Imaginez deux sirènes, au plus chaud de la saison,
dans cette période qu'on appelle l'été de l'été.
Deux sirènes loin des côtes et que la piscine,
élégamment dallée, ne parvient plus à rafraîchir.
Elles ont laissé le village et arpentent lentement
la rue piétonne de la ville non loin en compagnie
de leur mère amusée. Leur objectif à toutes deux,
pourtant assez différentes, est d'écourter les pointes
de leur chevelure brune. Rien de plus, rien de moins.
Objectif louable et à peu de frais.

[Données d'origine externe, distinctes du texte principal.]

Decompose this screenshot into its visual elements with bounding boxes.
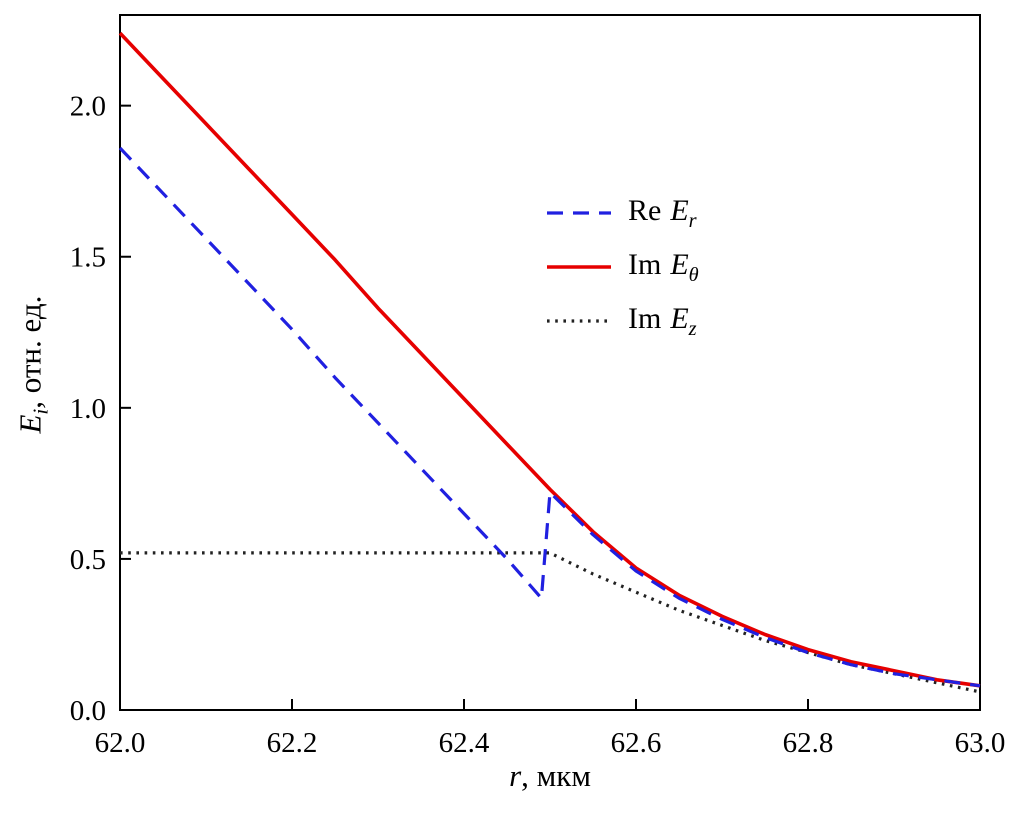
legend-label-im-ez: Im Ez (628, 302, 697, 341)
y-axis-subscript: i (28, 408, 53, 415)
svg-text:62.2: 62.2 (267, 727, 318, 759)
legend-prefix: Im (628, 247, 662, 281)
svg-text:1.0: 1.0 (70, 393, 106, 425)
legend-label-re-er: Re Er (628, 194, 697, 233)
legend-variable: E (670, 193, 689, 227)
legend-prefix: Im (628, 301, 662, 335)
x-axis-variable: r (509, 758, 522, 793)
y-axis-label: Ei, отн. ед. (12, 165, 53, 565)
legend: Re Er Im Eθ Im Ez (546, 186, 699, 348)
y-axis-variable: E (12, 414, 48, 434)
svg-text:1.5: 1.5 (70, 242, 106, 274)
legend-subscript: r (688, 209, 697, 232)
legend-variable: E (670, 301, 689, 335)
legend-line-sample-dotted (547, 319, 611, 323)
legend-label-im-etheta: Im Eθ (628, 248, 699, 287)
x-axis-label: r, мкм (120, 758, 980, 794)
svg-text:0.5: 0.5 (70, 544, 106, 576)
y-axis-units: , отн. ед. (12, 295, 48, 409)
legend-prefix: Re (628, 193, 662, 227)
legend-line-sample-dashed (547, 211, 611, 215)
x-axis-units: , мкм (521, 758, 591, 793)
svg-text:0.0: 0.0 (70, 695, 106, 727)
legend-subscript: θ (688, 263, 699, 286)
legend-item-im-etheta: Im Eθ (546, 240, 699, 294)
legend-line-sample-solid (547, 265, 611, 269)
svg-text:62.6: 62.6 (611, 727, 662, 759)
svg-text:62.8: 62.8 (783, 727, 834, 759)
legend-item-re-er: Re Er (546, 186, 699, 240)
legend-item-im-ez: Im Ez (546, 294, 699, 348)
svg-text:63.0: 63.0 (955, 727, 1006, 759)
legend-subscript: z (688, 317, 697, 340)
svg-text:2.0: 2.0 (70, 91, 106, 123)
svg-text:62.4: 62.4 (439, 727, 490, 759)
svg-text:62.0: 62.0 (95, 727, 146, 759)
legend-variable: E (670, 247, 689, 281)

Un sirop brûlant
coule sur la chaussée, comme résine en pinède. La boutique
du coiffeur se rapproche, surmontée du curieux cylindre
tricolore. La masse des cheveux est intenable et le bandana
n'est déjà plus qu'un lointain souvenir. Le coiffeur -ou la
coiffeuse car en cet instant de la nuit mon imagination défaille-,
en les voyant toutes deux, affûte ses ciseaux. Ce n'est plus
une coupe mais de la sculpture, le poignet lui fait mal qui
perle de rosée. À ses pieds, deux masses de cheveux bruns,
que l'on jurerait jumelles. Sa boutique fermée, le coiffeur
se rendra compte qu'il a oublié d'en balayer le sol. Vous dirais-je
qu'en me promenant la nuit dans la ville en silence j'ai été
alerté par un bruit comme de glissement sourd et que, me penchant
sur la devanture aveugle, j'ai cru y voir les queues de deux sirènes.